Charles de Gaulle, héros de la France libre : une représentation qui a évolué dans la mémoire nationale ?
La figure de Charles de Gaulle, héroïsée comme l'incarnation de la France libre et de la Libération, a connu une construction mémorielle complexe, oscillant entre mythe résistancialiste et révisions critiques. Son image, d'abord instrumentalisée politiquement, a été tantôt sanctifiée, tantôt diabolisée, avant de devenir un refuge nostalgique dans l'imaginaire collectif contemporain. Cette évolution interroge les mécanismes de la mémoire nationale et leur instrumentalisation idéologique.
Comment la figure de Charles de Gaulle a-t-elle été construite comme héros de la France libre entre 1940 et 1944 ?
La construction de son mythe s'est opérée par l'appel du 18 juin 1940 et la fondation de la France libre à Londres, malgré une condamnation à mort par Vichy et une diabolisation systématique par les vichystes. Son visage, peu connu avant 1944, s'est imposé comme symbole de la résistance grâce à la Libération, où son discours du 25 août 1944 à Paris a scellé sa posture mythique.

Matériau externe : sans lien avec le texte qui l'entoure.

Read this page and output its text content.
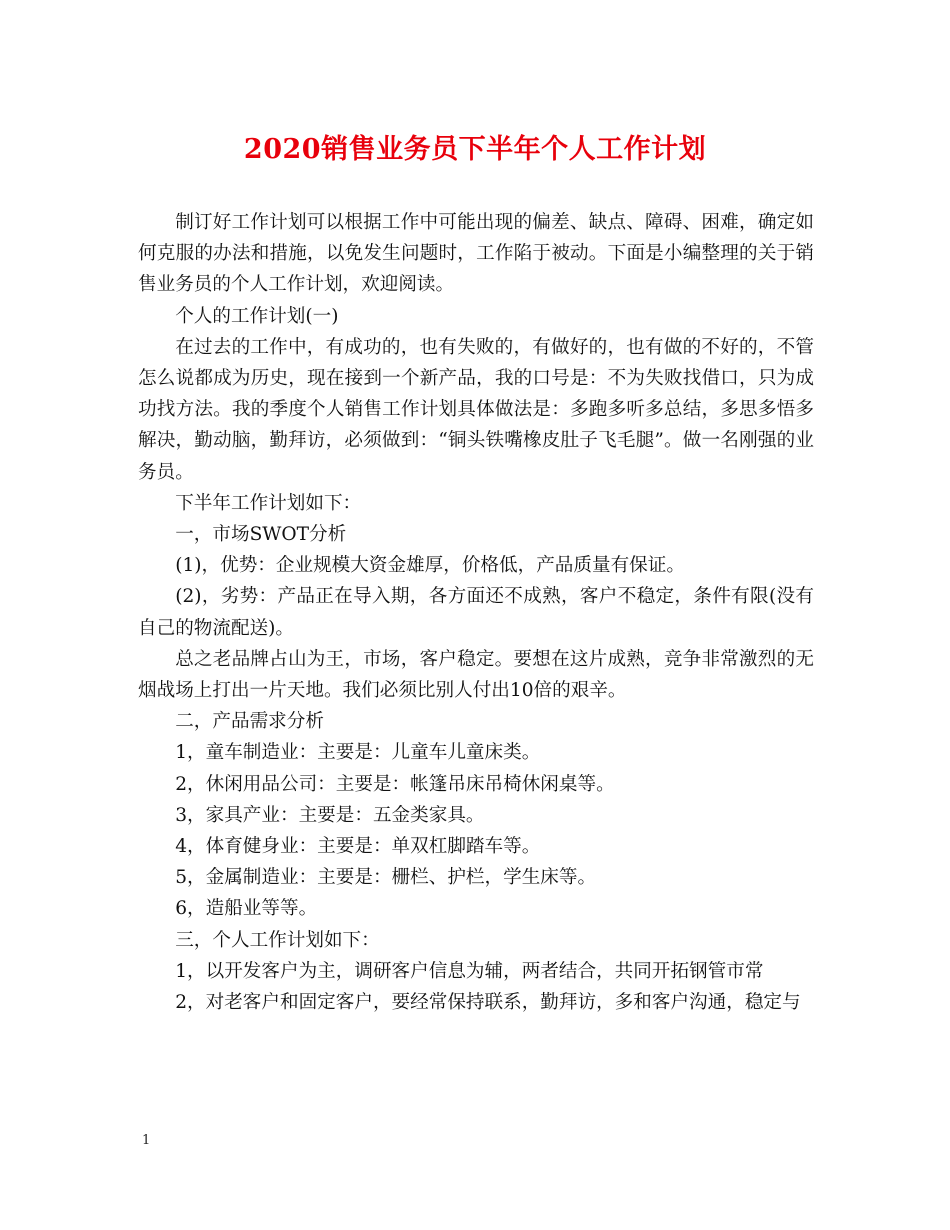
2020销售业务员下半年个人工作计划

制订好工作计划可以根据工作中可能出现的偏差、缺点、障碍、困难，确定如何克服的办法和措施，以免发生问题时，工作陷于被动。下面是小编整理的关于销售业务员的个人工作计划，欢迎阅读。

个人的工作计划(一)

在过去的工作中，有成功的，也有失败的，有做好的，也有做的不好的，不管怎么说都成为历史，现在接到一个新产品，我的口号是：不为失败找借口，只为成功找方法。我的季度个人销售工作计划具体做法是：多跑多听多总结，多思多悟多解决，勤动脑，勤拜访，必须做到：“铜头铁嘴橡皮肚子飞毛腿”。做一名刚强的业务员。

下半年工作计划如下：

一，市场SWOT分析

(1)，优势：企业规模大资金雄厚，价格低，产品质量有保证。

(2)，劣势：产品正在导入期，各方面还不成熟，客户不稳定，条件有限(没有自己的物流配送)。

总之老品牌占山为王，市场，客户稳定。要想在这片成熟，竞争非常激烈的无烟战场上打出一片天地。我们必须比别人付出10倍的艰辛。

二，产品需求分析

1，童车制造业：主要是：儿童车儿童床类。

2，休闲用品公司：主要是：帐篷吊床吊椅休闲桌等。

3，家具产业：主要是：五金类家具。

4，体育健身业：主要是：单双杠脚踏车等。

5，金属制造业：主要是：栅栏、护栏，学生床等。

6，造船业等等。

三，个人工作计划如下：

1，以开发客户为主，调研客户信息为辅，两者结合，共同开拓钢管市常

2，对老客户和固定客户，要经常保持联系，勤拜访，多和客户沟通，稳定与

1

Les opposants à Vichy, en revanche, n'ont reconnu en lui qu'un symbole politique, loin d'incarner une résistance majoritaire.

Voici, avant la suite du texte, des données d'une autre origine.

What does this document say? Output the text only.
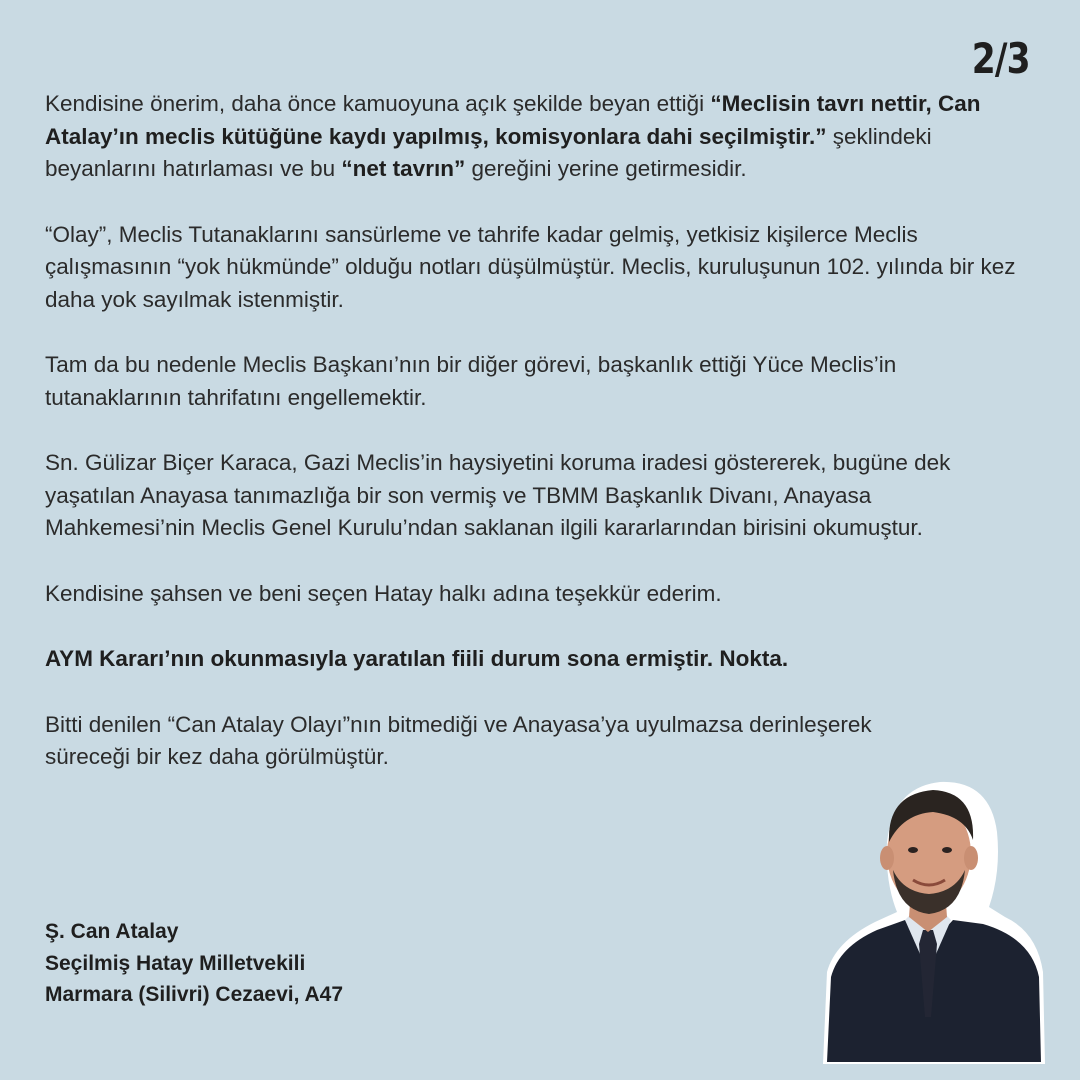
2/3

Kendisine önerim, daha önce kamuoyuna açık şekilde beyan ettiği “Meclisin tavrı nettir, Can Atalay’ın meclis kütüğüne kaydı yapılmış, komisyonlara dahi seçilmiştir.” şeklindeki beyanlarını hatırlaması ve bu “net tavrın” gereğini yerine getirmesidir.

“Olay”, Meclis Tutanaklarını sansürleme ve tahrife kadar gelmiş, yetkisiz kişilerce Meclis çalışmasının “yok hükmünde” olduğu notları düşülmüştür. Meclis, kuruluşunun 102. yılında bir kez daha yok sayılmak istenmiştir.

Tam da bu nedenle Meclis Başkanı’nın bir diğer görevi, başkanlık ettiği Yüce Meclis’in tutanaklarının tahrifatını engellemektir.

Sn. Gülizar Biçer Karaca, Gazi Meclis’in haysiyetini koruma iradesi göstererek, bugüne dek yaşatılan Anayasa tanımazlığa bir son vermiş ve TBMM Başkanlık Divanı, Anayasa Mahkemesi’nin Meclis Genel Kurulu’ndan saklanan ilgili kararlarından birisini okumuştur.

Kendisine şahsen ve beni seçen Hatay halkı adına teşekkür ederim.

AYM Kararı’nın okunmasıyla yaratılan fiili durum sona ermiştir. Nokta.

Bitti denilen “Can Atalay Olayı”nın bitmediği ve Anayasa’ya uyulmazsa derinleşerek süreceği bir kez daha görülmüştür.

Ş. Can Atalay
Seçilmiş Hatay Milletvekili
Marmara (Silivri) Cezaevi, A47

Pourquoi le mythe résistancialiste, centré sur de Gaulle, a-t-il été contesté à partir des années 1970 ?
Le mythe résistancialiste, qui présentait la majorité des Français comme résistants, a été ébranlé par des œuvres comme Le Chagrin et la Pitié (1971) de Marcel Ophüls et La France de Vichy (1972) de Robert Paxton, révélant une société française bien plus collaborationniste. Ces travaux ont été suivis par des fictions comme Lacombe Lucien (1974) ou Adieu Poulet (1975), qui ont diabolisé les gaullistes tout en préservant, paradoxalement, la figure intouchable du général.
Quels sont les mécanismes de la préservation du mythe gaullien malgré les critiques ?
Le mythe de de Gaulle a été préservé par une forme de sacralisation qui a empêché toute représentation cinématographique ou télévisuelle de l'homme vivant, comme l'a souligné René Clément en 1970. Après sa mort, les rares incarnations à l'écran ont systématiquement respecté son image de héros inflexible, tandis que les œuvres humoristiques ou critiques sont restées marginales. Cette sacralisation a permis à son héritage d'être récupéré par des courants politiques très divers, de l'extrême droite à la gauche.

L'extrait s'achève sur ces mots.